Practical tips for your ride
Best time of day: Mornings are usually calmest, with glassy water and the best light for photos. Wind and chop often build through the afternoon.
Best time of year: The dry season, roughly December through May, tends to bring the most settled seas and reliable sunshine. The wetter months can bring rougher water and occasional cancellations for safety, especially around typhoon season later in the year.
What to wear and bring: Swimwear with a rash guard or quick-dry shirt, reef-safe sunscreen, and a secured strap for sunglasses. Expect to get thoroughly wet from spray. Leave loose valuables on shore; use a waterproof pouch only if it is securely attached.
How strenuous: Physically it is moderate. You need a reasonable grip and core stability to hold on and steer, but it does not require special fitness. It can be tiring on the arms and shoulders if you ride hard. There are usually minimum-age and supervision rules for younger or first-time riders.

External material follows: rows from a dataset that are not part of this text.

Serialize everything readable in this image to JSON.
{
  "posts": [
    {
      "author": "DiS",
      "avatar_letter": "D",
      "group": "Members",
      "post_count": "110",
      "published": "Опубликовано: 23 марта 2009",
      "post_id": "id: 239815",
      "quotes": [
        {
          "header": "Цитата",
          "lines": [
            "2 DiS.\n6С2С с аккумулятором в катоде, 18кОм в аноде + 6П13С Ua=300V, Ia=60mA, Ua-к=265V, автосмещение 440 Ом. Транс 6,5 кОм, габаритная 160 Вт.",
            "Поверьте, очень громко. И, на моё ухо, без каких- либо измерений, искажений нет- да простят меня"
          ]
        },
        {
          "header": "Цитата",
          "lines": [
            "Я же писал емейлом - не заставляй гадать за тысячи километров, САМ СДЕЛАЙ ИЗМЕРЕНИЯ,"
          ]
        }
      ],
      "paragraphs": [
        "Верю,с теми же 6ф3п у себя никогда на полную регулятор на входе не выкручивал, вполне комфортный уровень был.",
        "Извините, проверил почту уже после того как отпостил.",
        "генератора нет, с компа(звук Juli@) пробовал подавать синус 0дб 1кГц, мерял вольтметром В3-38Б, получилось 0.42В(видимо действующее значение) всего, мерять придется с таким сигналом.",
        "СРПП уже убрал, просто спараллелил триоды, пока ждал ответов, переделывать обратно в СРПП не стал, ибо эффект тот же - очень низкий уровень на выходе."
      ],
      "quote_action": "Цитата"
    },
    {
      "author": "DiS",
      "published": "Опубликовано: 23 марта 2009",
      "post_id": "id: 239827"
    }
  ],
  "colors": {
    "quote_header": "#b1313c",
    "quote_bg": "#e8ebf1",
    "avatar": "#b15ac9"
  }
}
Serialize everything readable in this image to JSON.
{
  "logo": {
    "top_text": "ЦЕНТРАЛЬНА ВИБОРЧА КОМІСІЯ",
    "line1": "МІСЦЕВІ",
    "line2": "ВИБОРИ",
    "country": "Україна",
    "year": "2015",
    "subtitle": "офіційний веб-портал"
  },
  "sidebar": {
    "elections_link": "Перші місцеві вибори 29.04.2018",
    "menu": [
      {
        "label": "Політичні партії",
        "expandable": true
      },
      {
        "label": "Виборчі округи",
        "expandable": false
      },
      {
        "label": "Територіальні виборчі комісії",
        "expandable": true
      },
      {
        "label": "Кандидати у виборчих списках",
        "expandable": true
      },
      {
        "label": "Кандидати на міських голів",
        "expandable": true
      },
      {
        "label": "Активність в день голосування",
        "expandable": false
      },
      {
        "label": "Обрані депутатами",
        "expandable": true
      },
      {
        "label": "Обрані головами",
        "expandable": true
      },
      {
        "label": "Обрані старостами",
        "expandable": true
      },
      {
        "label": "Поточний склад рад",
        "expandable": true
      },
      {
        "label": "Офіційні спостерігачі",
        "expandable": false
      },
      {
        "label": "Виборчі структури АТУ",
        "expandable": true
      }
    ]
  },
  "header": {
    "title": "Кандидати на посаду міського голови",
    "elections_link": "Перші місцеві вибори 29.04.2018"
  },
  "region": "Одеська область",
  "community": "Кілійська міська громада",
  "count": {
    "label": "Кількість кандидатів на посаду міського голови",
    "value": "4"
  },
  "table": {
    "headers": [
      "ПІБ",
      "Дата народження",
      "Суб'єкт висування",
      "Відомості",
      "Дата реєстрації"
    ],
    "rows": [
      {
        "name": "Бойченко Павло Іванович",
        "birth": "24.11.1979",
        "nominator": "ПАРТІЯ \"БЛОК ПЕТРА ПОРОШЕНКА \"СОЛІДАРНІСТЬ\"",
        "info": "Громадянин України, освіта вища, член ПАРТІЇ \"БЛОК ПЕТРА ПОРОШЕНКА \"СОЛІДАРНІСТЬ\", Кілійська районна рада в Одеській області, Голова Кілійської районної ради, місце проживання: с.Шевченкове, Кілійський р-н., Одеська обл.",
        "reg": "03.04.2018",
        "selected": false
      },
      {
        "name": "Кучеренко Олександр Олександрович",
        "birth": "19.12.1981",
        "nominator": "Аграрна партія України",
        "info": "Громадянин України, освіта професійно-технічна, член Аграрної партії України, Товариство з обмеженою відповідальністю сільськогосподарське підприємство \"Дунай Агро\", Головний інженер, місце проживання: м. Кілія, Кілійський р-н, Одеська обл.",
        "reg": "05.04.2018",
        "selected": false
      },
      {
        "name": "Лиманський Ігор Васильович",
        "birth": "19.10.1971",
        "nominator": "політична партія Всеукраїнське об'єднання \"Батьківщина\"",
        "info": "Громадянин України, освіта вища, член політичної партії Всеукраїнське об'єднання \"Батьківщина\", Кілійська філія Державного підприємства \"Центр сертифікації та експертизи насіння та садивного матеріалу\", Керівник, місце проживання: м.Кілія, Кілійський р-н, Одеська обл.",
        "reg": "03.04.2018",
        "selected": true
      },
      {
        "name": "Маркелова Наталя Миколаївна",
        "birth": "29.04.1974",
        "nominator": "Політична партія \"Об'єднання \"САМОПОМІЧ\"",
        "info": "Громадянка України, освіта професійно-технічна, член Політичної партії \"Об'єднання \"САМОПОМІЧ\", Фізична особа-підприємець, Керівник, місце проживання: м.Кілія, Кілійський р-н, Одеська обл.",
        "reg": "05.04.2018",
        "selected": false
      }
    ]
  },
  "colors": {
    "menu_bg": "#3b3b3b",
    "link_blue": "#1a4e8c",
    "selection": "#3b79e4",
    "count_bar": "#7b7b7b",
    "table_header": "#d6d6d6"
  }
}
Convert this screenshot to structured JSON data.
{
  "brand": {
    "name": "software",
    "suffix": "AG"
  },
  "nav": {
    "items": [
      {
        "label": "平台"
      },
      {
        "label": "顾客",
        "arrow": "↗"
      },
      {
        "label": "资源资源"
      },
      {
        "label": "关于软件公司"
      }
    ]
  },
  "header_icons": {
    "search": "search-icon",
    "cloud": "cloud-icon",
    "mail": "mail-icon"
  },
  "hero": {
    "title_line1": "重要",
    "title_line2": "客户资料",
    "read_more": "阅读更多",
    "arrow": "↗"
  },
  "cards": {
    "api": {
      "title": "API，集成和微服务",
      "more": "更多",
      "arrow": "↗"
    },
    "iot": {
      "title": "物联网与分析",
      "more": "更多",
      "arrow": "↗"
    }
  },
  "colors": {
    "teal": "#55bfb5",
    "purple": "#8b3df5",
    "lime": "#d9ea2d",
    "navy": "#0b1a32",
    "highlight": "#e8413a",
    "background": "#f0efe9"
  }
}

What is typically included: Use of the jetski for the booked duration, a life vest, and a safety briefing. Fuel is generally included for the session length; confirm exactly how many minutes of riding time your booking covers, since this is the main thing that varies.
Safety sense: Always keep the kill-cord attached, ride within the marked area, give swimmers and bancas a wide berth, and do not ride under the influence of alcohol. If you feel unsteady, ask the guide to ride with you.
Making it part of your Panglao day
A jetski ride pairs naturally with everything else Alona offers. Many travelers fold it into a wider water-sports afternoon, or save it as the high-octane bookend to a morning of snorkeling, an island-hopping banca trip out to Balicasag, or a dolphin-watching dawn cruise. Afterward, the beachfront is made for slowing down: a long lunch of fresh seafood, a cold drink as the light turns gold, and one of Panglao's famously vivid sunsets over the water you just rode across.
A final word
The jetski ride off Alona Beach is a small experience with an outsized rush. It is the moment you stop watching that impossible turquoise from the sand and actually fly across it, feeling the warm Visayan wind and seeing Panglao open up around you. Ride it responsibly, stay clear of the reef and swimmers, pick a careful operator, and you come away with one of the most exhilarating few minutes of your Bohol trip, framed by some of the most beautiful water in the Philippines.